Device Type: ConnectX6LX

Part Number: 06XJXK_0R5WK9_Ax

Description: NVIDIA ConnectX-6 LX Dual Port 25 GbE SFP Network Adapter

PSID: DEL0000000031

PCI Device Name: 0000:45:00.0

Base GUID: 58a2e103002838a8

Base MAC: 58a2e12838a8

Versions: Current Available

FW 26.39.1002 N/A

PXE 3.7.0201 N/A

UEFI 14.32.0012 N/A

Status: No matching image found

Device #3:

----------

Device Type: ConnectX6LX

Part Number: 06XJXK_0R5WK9_Ax

Description: NVIDIA ConnectX-6 LX Dual Port 25 GbE SFP Network Adapter

PSID: DEL0000000031

PCI Device Name: 0000:85:00.0

Base GUID: 58a2e10300ef6514

Base MAC: 58a2e1ef6514

Versions: Current Available

FW 26.39.1002 N/A

PXE 3.7.0201 N/A

UEFI 14.32.0012 N/A

Status: No matching image found

Hi duraivelanc,

Thank you for posting your query on NVIDIA Community Forum.

Based on the information shared, the card in use is an OEM card(Dell branded) and hence any issues encountered should be first addressed with the OEM.

In general, to avoid any networking issues, please ensure you are using a supported OS/kernel/firmware/driver/switch/switch software/cable/transceiver.
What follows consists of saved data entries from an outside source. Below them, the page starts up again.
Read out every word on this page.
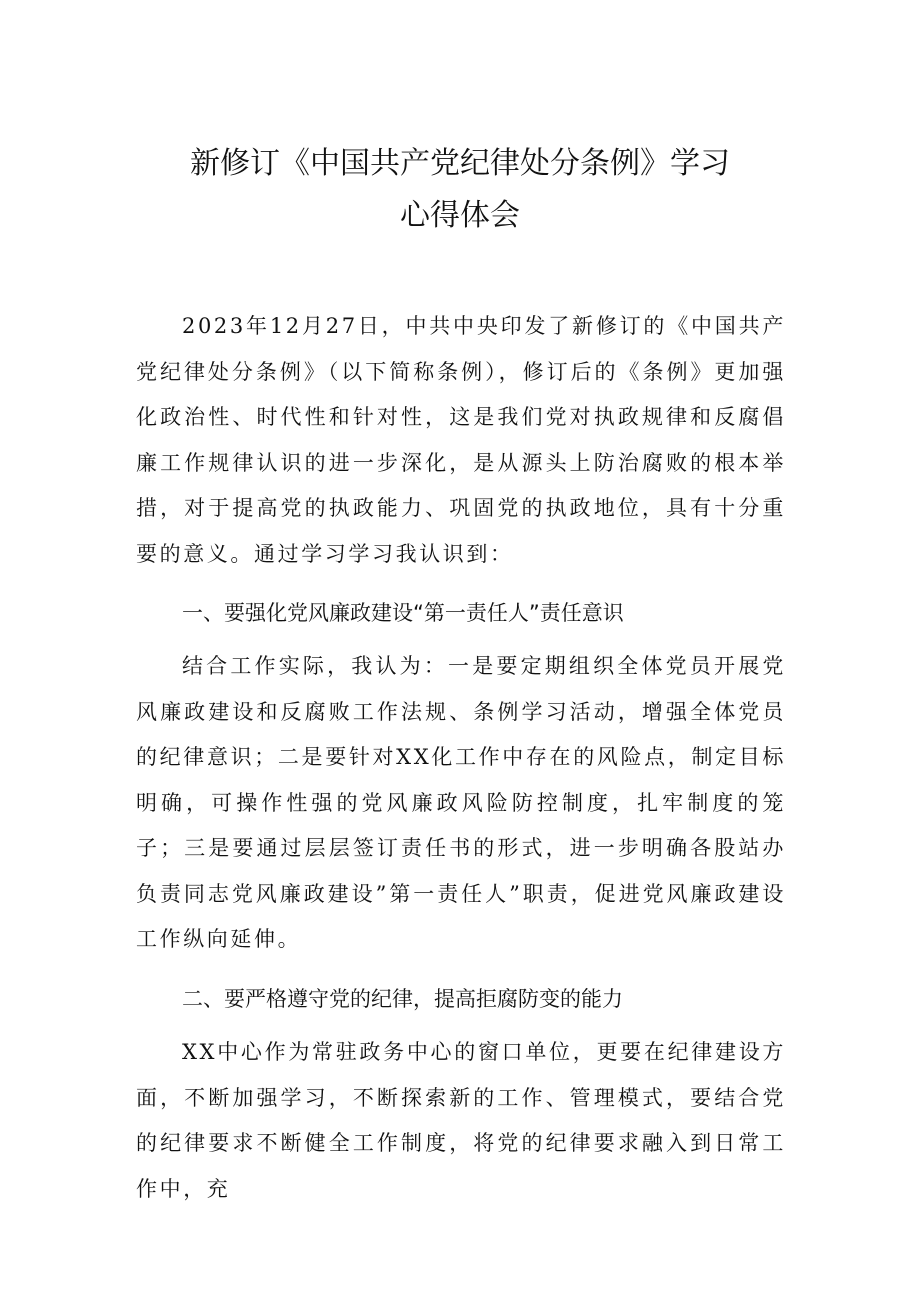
新修订《中国共产党纪律处分条例》学习
心得体会

2023年12月27日，中共中央印发了新修订的《中国共产党纪律处分条例》（以下简称条例），修订后的《条例》更加强化政治性、时代性和针对性，这是我们党对执政规律和反腐倡廉工作规律认识的进一步深化，是从源头上防治腐败的根本举措，对于提高党的执政能力、巩固党的执政地位，具有十分重要的意义。通过学习学习我认识到：

一、要强化党风廉政建设“第一责任人”责任意识

结合工作实际，我认为：一是要定期组织全体党员开展党风廉政建设和反腐败工作法规、条例学习活动，增强全体党员的纪律意识；二是要针对XX化工作中存在的风险点，制定目标明确，可操作性强的党风廉政风险防控制度，扎牢制度的笼子；三是要通过层层签订责任书的形式，进一步明确各股站办负责同志党风廉政建设”第一责任人”职责，促进党风廉政建设工作纵向延伸。

二、要严格遵守党的纪律，提高拒腐防变的能力

XX中心作为常驻政务中心的窗口单位，更要在纪律建设方面，不断加强学习，不断探索新的工作、管理模式，要结合党的纪律要求不断健全工作制度，将党的纪律要求融入到日常工作中，充
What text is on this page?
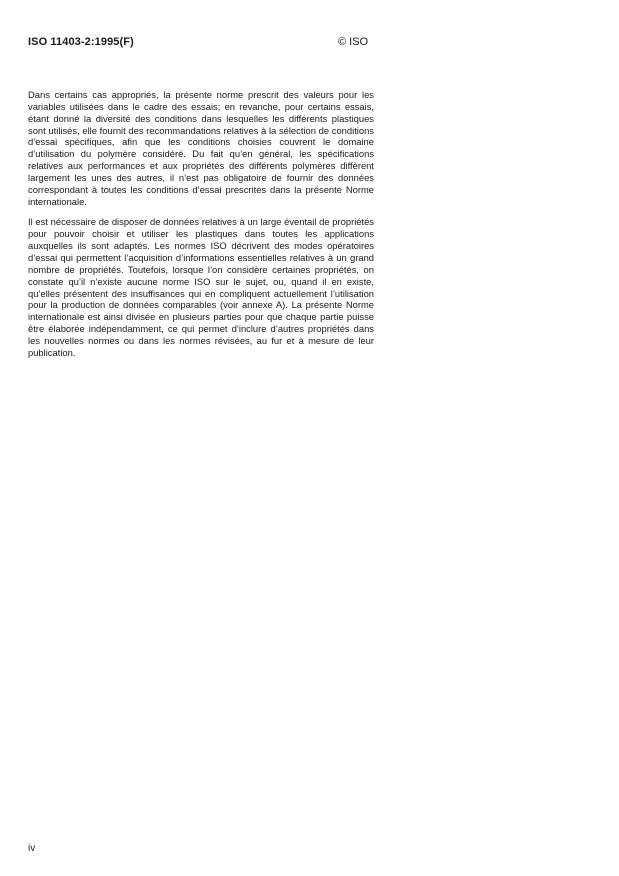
ISO 11403-2:1995(F)	© ISO

Dans certains cas appropriés, la présente norme prescrit des valeurs pour les variables utilisées dans le cadre des essais; en revanche, pour certains essais, étant donné la diversité des conditions dans lesquelles les différents plastiques sont utilisés, elle fournit des recommandations relatives à la sélection de conditions d’essai spécifiques, afin que les conditions choisies couvrent le domaine d’utilisation du polymère considéré. Du fait qu’en général, les spécifications relatives aux performances et aux propriétés des différents polymères diffèrent largement les unes des autres, il n’est pas obligatoire de fournir des données correspondant à toutes les conditions d’essai prescrites dans la présente Norme internationale.

Il est nécessaire de disposer de données relatives à un large éventail de propriétés pour pouvoir choisir et utiliser les plastiques dans toutes les applications auxquelles ils sont adaptés. Les normes ISO décrivent des modes opératoires d’essai qui permettent l’acquisition d’informations essentielles relatives à un grand nombre de propriétés. Toutefois, lorsque l’on considère certaines propriétés, on constate qu’il n’existe aucune norme ISO sur le sujet, ou, quand il en existe, qu’elles présentent des insuffisances qui en compliquent actuellement l’utilisation pour la production de données comparables (voir annexe A). La présente Norme internationale est ainsi divisée en plusieurs parties pour que chaque partie puisse être élaborée indépendamment, ce qui permet d’inclure d’autres propriétés dans les nouvelles normes ou dans les normes révisées, au fur et à mesure de leur publication.

iv
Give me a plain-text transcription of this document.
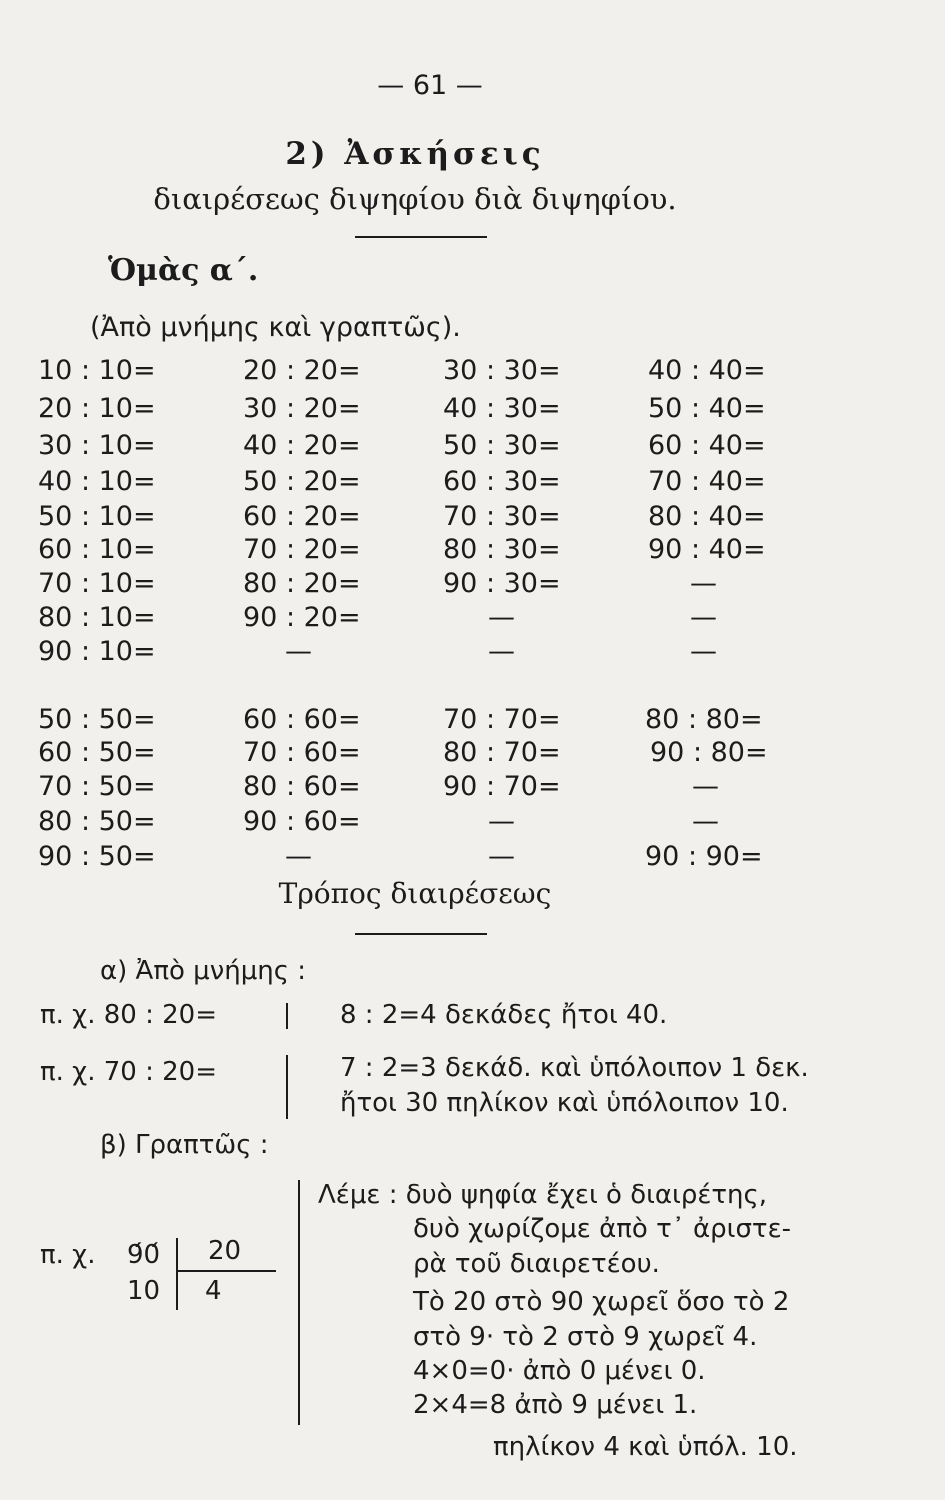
— 61 —
2) Ἀσκήσεις
διαιρέσεως διψηφίου διὰ διψηφίου.
Ὁμὰς α΄.
(Ἀπὸ μνήμης καὶ γραπτῶς).
10 : 10=	20 : 20=	30 : 30=	40 : 40=
20 : 10=	30 : 20=	40 : 30=	50 : 40=
30 : 10=	40 : 20=	50 : 30=	60 : 40=
40 : 10=	50 : 20=	60 : 30=	70 : 40=
50 : 10=	60 : 20=	70 : 30=	80 : 40=
60 : 10=	70 : 20=	80 : 30=	90 : 40=
70 : 10=	80 : 20=	90 : 30=	—
80 : 10=	90 : 20=	—	—
90 : 10=	—	—	—
50 : 50=	60 : 60=	70 : 70=	80 : 80=
60 : 50=	70 : 60=	80 : 70=	90 : 80=
70 : 50=	80 : 60=	90 : 70=	—
80 : 50=	90 : 60=	—	—
90 : 50=	—	—	90 : 90=
Τρόπος διαιρέσεως
α) Ἀπὸ μνήμης :
π. χ. 80 : 20=	8 : 2=4 δεκάδες ἤτοι 40.
π. χ. 70 : 20=	7 : 2=3 δεκάδ. καὶ ὑπόλοιπον 1 δεκ.
ἤτοι 30 πηλίκον καὶ ὑπόλοιπον 10.
β) Γραπτῶς :
π. χ. 9́0́
10
20
4
Λέμε : δυὸ ψηφία ἔχει ὁ διαιρέτης,
δυὸ χωρίζομε ἀπὸ τ᾽ ἀριστε-
ρὰ τοῦ διαιρετέου.
Τὸ 20 στὸ 90 χωρεῖ ὅσο τὸ 2
στὸ 9· τὸ 2 στὸ 9 χωρεῖ 4.
4×0=0· ἀπὸ 0 μένει 0.
2×4=8 ἀπὸ 9 μένει 1.
πηλίκον 4 καὶ ὑπόλ. 10.
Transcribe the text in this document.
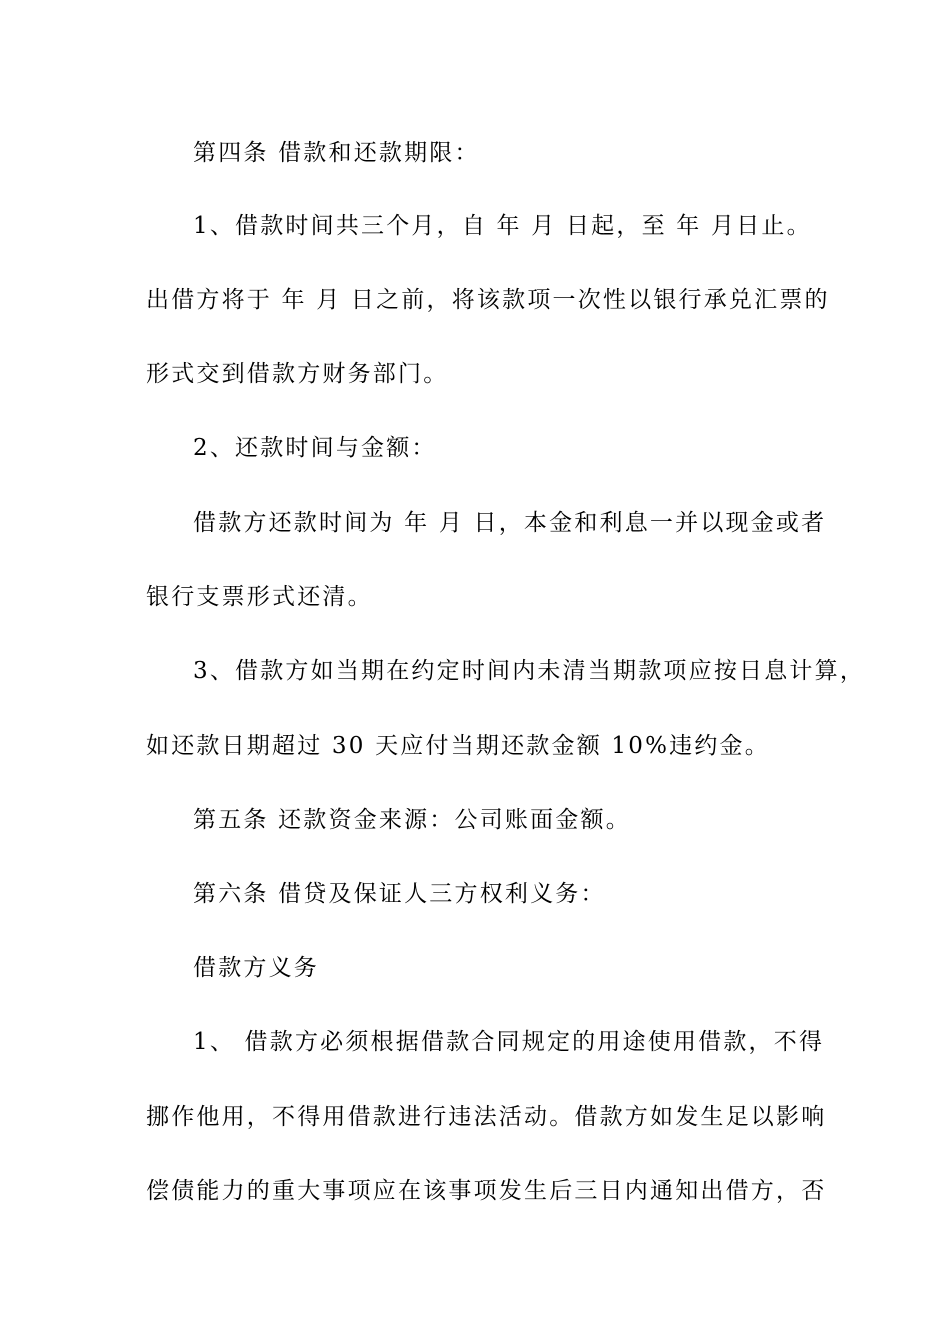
第四条 借款和还款期限：
1、借款时间共三个月，自 年 月 日起，至 年 月日止。
出借方将于 年 月 日之前，将该款项一次性以银行承兑汇票的
形式交到借款方财务部门。
2、还款时间与金额：
借款方还款时间为 年 月 日，本金和利息一并以现金或者
银行支票形式还清。
3、借款方如当期在约定时间内未清当期款项应按日息计算，
如还款日期超过 30 天应付当期还款金额 10%违约金。
第五条 还款资金来源：公司账面金额。
第六条 借贷及保证人三方权利义务：
借款方义务
1、 借款方必须根据借款合同规定的用途使用借款，不得
挪作他用，不得用借款进行违法活动。借款方如发生足以影响
偿债能力的重大事项应在该事项发生后三日内通知出借方，否
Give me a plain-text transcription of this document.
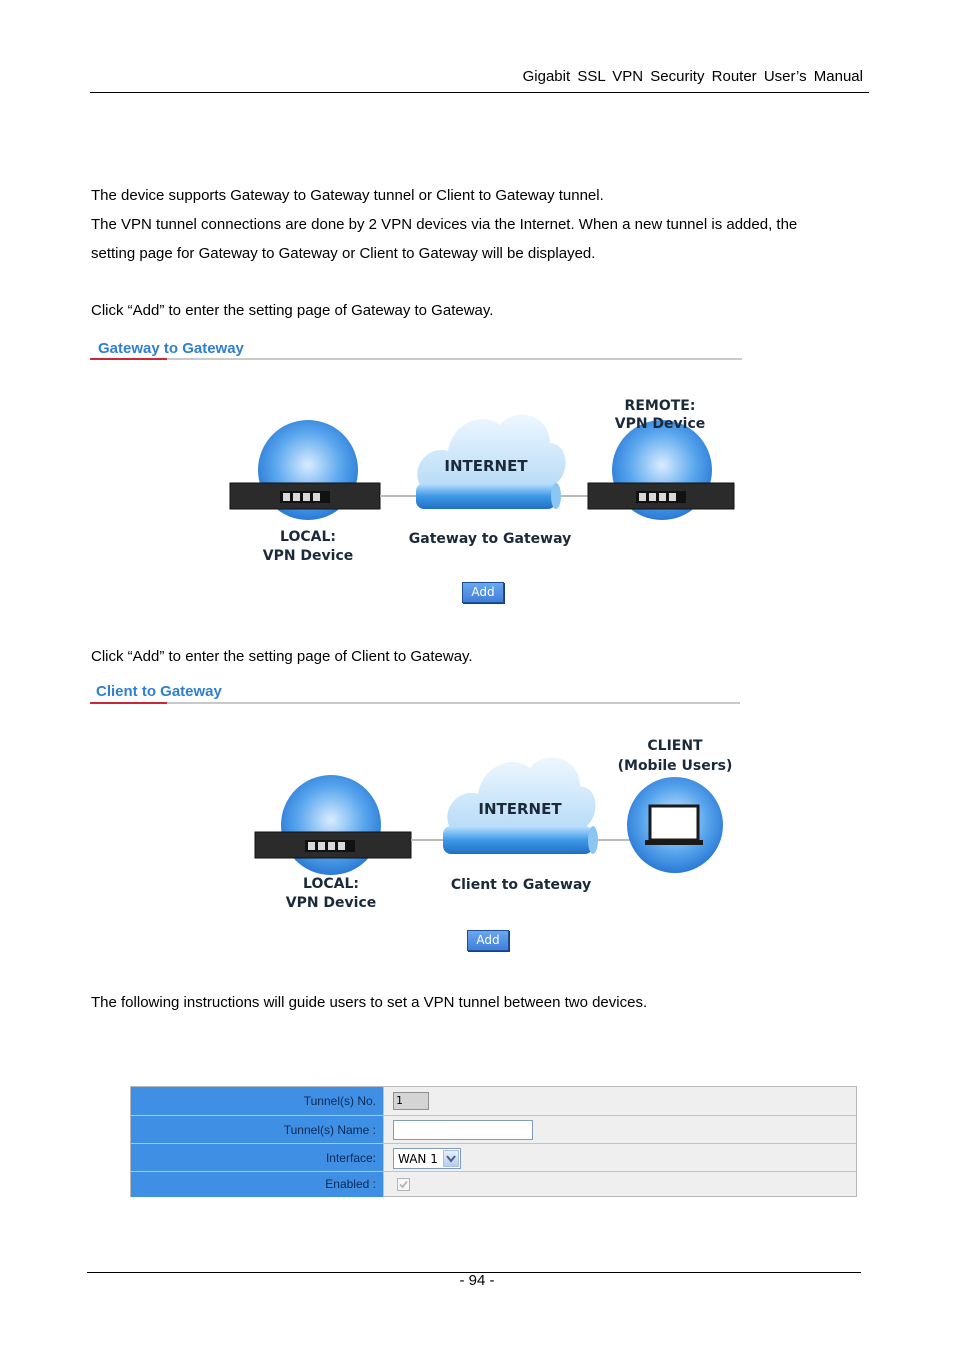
Gigabit SSL VPN Security Router User’s Manual
The device supports Gateway to Gateway tunnel or Client to Gateway tunnel.
The VPN tunnel connections are done by 2 VPN devices via the Internet. When a new tunnel is added, the
setting page for Gateway to Gateway or Client to Gateway will be displayed.
Click “Add” to enter the setting page of Gateway to Gateway.
Gateway to Gateway
INTERNET
REMOTE:
VPN Device
LOCAL:
VPN Device
Gateway to Gateway
Add
Click “Add” to enter the setting page of Client to Gateway.
Client to Gateway
INTERNET
CLIENT
(Mobile Users)
LOCAL:
VPN Device
Client to Gateway
Add
The following instructions will guide users to set a VPN tunnel between two devices.
Tunnel(s) No.	1
Tunnel(s) Name :
Interface:	WAN 1
Enabled :
- 94 -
The support matrix is published in the Release Notes of the components in use.

Next, networking configuration which includes avoiding using multiple interfaces in the same IP subnet so you do not fall into ARP cache resolution issues. If the network configuration requires you to have IP’s in same subnet, ensure advanced routing is configured which falls under the OS vendor scope.

With regards to validating packet drop at NIC level, ethtool -S will provide the information. To check if packets are received at wire level, mlnx_perf -i can be used.

Prior to running traffic, ensure the system and NIC have been tuned for optimal performance —> EnterpriseSupport

Thanks,

NVEX Networking Technical Support Team.